One million visitors

AlterNet.org, a San Francisco outlet for non-mainstream news reports, said in January it logged 1 million unique visitors in a single month, a record. An AlterNet.org report on the anti-war marches over Presidents’ Day weekend spread so quickly through global Web links that Google’s automatic system, which counts links, ranked the AlterNet story over traditional media reports for several hours, the site’s chief said.

Before Sept. 11, Shahed Amanullah, an East Bay engineer, was only interested in publishing online reviews of local eateries that follow the Muslim dietary standards of halal.

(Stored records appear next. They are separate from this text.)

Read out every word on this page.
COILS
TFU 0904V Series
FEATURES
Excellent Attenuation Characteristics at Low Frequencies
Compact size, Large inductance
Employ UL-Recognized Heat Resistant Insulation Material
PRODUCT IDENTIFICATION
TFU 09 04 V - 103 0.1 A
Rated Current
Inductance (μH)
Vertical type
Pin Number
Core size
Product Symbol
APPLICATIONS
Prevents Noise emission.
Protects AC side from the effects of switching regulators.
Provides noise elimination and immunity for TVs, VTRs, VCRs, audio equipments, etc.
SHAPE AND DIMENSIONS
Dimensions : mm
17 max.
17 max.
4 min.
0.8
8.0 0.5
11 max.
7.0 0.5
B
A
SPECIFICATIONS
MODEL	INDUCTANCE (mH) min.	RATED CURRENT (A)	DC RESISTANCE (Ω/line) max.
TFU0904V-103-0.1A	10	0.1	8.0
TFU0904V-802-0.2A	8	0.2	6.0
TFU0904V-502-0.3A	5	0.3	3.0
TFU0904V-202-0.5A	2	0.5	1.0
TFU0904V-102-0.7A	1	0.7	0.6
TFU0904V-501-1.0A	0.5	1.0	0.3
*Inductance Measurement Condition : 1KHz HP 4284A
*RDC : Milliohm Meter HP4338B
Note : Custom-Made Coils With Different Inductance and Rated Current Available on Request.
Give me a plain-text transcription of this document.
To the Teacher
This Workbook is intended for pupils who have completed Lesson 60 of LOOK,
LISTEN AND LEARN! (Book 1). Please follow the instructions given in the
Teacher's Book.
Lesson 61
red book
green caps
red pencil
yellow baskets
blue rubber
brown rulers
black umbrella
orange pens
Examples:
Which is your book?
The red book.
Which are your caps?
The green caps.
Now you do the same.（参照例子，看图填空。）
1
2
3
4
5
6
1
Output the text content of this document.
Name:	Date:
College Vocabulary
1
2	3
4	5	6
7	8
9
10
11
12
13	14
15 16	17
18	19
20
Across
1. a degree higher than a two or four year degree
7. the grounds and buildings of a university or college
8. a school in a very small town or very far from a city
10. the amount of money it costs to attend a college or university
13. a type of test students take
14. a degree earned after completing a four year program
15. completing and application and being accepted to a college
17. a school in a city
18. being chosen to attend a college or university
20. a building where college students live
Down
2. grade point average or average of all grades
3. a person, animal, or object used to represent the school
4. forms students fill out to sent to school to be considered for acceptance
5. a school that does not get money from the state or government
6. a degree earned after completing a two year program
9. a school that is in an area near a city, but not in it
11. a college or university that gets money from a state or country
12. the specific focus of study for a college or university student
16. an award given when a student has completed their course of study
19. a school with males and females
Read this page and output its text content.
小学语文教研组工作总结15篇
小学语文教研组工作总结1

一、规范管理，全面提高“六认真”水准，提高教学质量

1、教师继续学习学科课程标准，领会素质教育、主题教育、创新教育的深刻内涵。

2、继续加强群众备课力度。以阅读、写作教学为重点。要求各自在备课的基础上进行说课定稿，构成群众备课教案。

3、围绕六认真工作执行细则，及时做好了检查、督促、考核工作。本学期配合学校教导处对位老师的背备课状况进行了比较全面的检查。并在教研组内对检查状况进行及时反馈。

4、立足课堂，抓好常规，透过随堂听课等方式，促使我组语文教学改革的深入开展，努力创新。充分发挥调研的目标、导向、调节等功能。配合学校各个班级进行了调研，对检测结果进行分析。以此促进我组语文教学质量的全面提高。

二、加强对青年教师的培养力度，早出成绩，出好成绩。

That all changed when he began to fear that Arabs might all be lumped together as American-haters. Last year he launched Altmuslim.com, a news and discussion forum for the Muslim community.

Before 9/11, Muslims didn’t want to be acknowledged. Now we don’t want people to think Osama Bin Laden speaks for us,” said Amanullah, a resident of Danville. “I am not invisible any more.”

As war talk on the Web has grown, so has the number of warblogs, typically impromptu, stream-of-consciousness writings posted by amateur analysts, though well-known columnists and pundits are now joining in.

The number of all active blogs is estimated at about 500,000. Nielsen says monthly traffic to blogspot.com, the leading host of blogs that was recently bought by Google, has increased 500 percent, to 1.4 million, in January.

Blogging is an online equivalent of going to a demonstration,” said Colin Hunter, a co-founder of Antiwar.com, and of chipmaker Transmeta. Antiwar.com operates from a renovated guesthouse at his Atherton home.

War blogs range from well-reasoned opinion pieces to political rants to quirky parody. They can create virtual rallying points for the like-minded. And their influence sometimes goes far beyond their limited traffic numbers.

Controversial site

Charles Johnson, a one-time guitarist and former Jarreau band member, has generated a loyal following, but also controversy, by posting virulent anti-Israeli speeches and writings from Arab leaders that he collects from Middle East-based Web sites virtually unknown to most Americans.

He says the point of his site, littlegreenfootballs.com, is to expose Arab world thinking and thereby build sympathy for war and Israeli causes. Critics say Johnson, who emphasizes he is not Jewish, is fueling anti-Arab hysteria.

But no one was more surprised than Johnson when the English language Web site of Israeli daily Ha’aretz picked up a parody written by a contributor to his site — and then published it online as straight news.

The parody included a fake quote from the Arab League calling Israeli astronaut Ilan Ramon’s trip to space aboard the Columbia space shuttle an “illegal Zionist occupation of Earth orbit.” The entire episode occurred before Columbia’s tragedy.

Now I try to clearly label the parody,” Johnson said. “When the number of people paying attention to you hits a few thousand, you have to be more careful.”